I honestly don’t remember much about tha
t area or that part of my life, I was so young then, and nothing remarkable ever happened there. I have little bits of memories that feel more like dreams. Hanging outside on the stoop watching as a man was viciously attacked by a dog that another man had unleashed on him. Playing marbles in a filthy park. My mother, Doreen, barely twenty years old, making oatmeal on the stove in a tiny, roach-infested kitchen. It was a fire in our apartment that prompted us to move to Manhattan. We arrived via a crappy welfare hotel. There were just the three of us: my mother, my younger sister, Zonnie, and myself. Along the way there were a few pets—three birds, a cat, a hamster—but they never lasted long. One thing there never was? A father. I wonder, Marcus, if your experience was similar.
For me, our new neighborhood was a wonderful change. There seemed to be more light in Manhattan, and I don’t just mean streetlights. It appeared to me that the sun was more favorable to Manhattan than it was to Brooklyn. The Brooklyn I remember was gray and full of shadows.
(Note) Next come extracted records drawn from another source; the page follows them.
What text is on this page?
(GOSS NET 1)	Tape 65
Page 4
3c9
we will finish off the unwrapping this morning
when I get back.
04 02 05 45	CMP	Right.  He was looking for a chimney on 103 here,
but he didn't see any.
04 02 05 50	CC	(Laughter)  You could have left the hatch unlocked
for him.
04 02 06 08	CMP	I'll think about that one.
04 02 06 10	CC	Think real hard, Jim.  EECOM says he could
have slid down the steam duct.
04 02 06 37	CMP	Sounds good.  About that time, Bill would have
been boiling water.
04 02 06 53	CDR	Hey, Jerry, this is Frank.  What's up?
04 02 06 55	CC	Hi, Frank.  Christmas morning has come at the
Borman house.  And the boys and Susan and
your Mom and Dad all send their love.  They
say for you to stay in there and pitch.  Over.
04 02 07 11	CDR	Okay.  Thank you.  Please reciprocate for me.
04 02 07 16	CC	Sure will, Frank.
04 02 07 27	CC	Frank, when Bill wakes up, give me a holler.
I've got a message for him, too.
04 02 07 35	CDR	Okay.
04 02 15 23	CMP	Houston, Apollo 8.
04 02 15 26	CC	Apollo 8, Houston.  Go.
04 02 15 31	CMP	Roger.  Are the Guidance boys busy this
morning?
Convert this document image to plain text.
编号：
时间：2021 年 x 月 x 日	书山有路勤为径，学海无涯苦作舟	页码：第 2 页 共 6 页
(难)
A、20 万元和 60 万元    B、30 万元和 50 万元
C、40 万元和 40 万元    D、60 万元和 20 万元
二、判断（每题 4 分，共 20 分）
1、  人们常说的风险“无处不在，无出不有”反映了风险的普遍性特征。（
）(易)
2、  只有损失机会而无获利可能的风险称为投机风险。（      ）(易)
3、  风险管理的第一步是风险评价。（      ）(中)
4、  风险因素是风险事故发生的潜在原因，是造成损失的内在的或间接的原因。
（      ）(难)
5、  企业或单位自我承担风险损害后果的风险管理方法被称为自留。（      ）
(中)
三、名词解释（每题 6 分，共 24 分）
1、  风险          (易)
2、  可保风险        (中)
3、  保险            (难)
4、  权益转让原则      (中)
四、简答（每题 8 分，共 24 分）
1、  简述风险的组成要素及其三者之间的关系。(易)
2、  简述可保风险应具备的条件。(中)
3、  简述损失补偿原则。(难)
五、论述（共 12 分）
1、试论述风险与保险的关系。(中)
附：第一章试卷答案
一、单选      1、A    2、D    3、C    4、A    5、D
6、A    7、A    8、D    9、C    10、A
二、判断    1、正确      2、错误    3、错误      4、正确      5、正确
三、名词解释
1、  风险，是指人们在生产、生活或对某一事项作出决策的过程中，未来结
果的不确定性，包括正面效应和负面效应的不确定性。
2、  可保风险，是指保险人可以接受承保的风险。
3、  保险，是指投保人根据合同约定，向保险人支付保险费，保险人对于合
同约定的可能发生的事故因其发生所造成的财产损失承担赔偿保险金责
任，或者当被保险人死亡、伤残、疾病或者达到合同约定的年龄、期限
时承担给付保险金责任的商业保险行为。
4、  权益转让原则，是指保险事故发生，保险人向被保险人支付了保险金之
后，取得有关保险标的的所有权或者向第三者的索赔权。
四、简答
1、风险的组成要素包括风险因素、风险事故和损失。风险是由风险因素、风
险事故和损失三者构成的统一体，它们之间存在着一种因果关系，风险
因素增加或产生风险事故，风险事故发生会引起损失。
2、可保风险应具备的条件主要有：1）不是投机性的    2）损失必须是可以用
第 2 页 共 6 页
In Manhattan, the way the projects were set up, they were all arranged in a kind of circle that allowed daylight more access to us. In Brooklyn, the buildings all seemed to stalk over you like great cement scarecrows, blocking out sunlight and optimism simultaneously. It was as if the Powers That Be were saying: Such beauteous nature does not belong in such a dark and cold place as this Brooklyn. Doesn’t make sense, does it? I would think that that place needed it more than any I’d ever seen. But who am I to quibble with the Powers That Be, right?
Though we had more sunlight in Manhattan, not a lot else changed aesthetically. There were still the cramped quarters, still the roaches, still the elevators reeking of urine, the staircases reeking of urine, the graffiti-strewn hallways reeking of urine, the overflowing incinerator reeking of stale smoke and days-old French toast, the usual scent of dread and poverty.
And there was always the violence. I remember one absurdly hot summer day, leaving the bodega on East Third Street when I came upon two Puerto Rican men on the corner, in each other’s faces arguing, clearly high on something. The argument quickly progressed into a fistfight and before I even knew what had happened they had drawn knives. I sat there with the rest of the crowd and watched; it was as if we were all viewers at a sporting event. When the skinny guy dug his blade deep into the chubby guy’s stomach the match was over. The crowd dispersed and one man lay dead on the blistering pavement. I learned a valuable lesson that afternoon: Life is fleeting. It can leave any of us at any moment of any day. Maybe you were a part of that crowd, too, Marcus? What did you take from it? It’s weird, isn’t it? The way we get used to certain things like violence, hostility, being the underdog.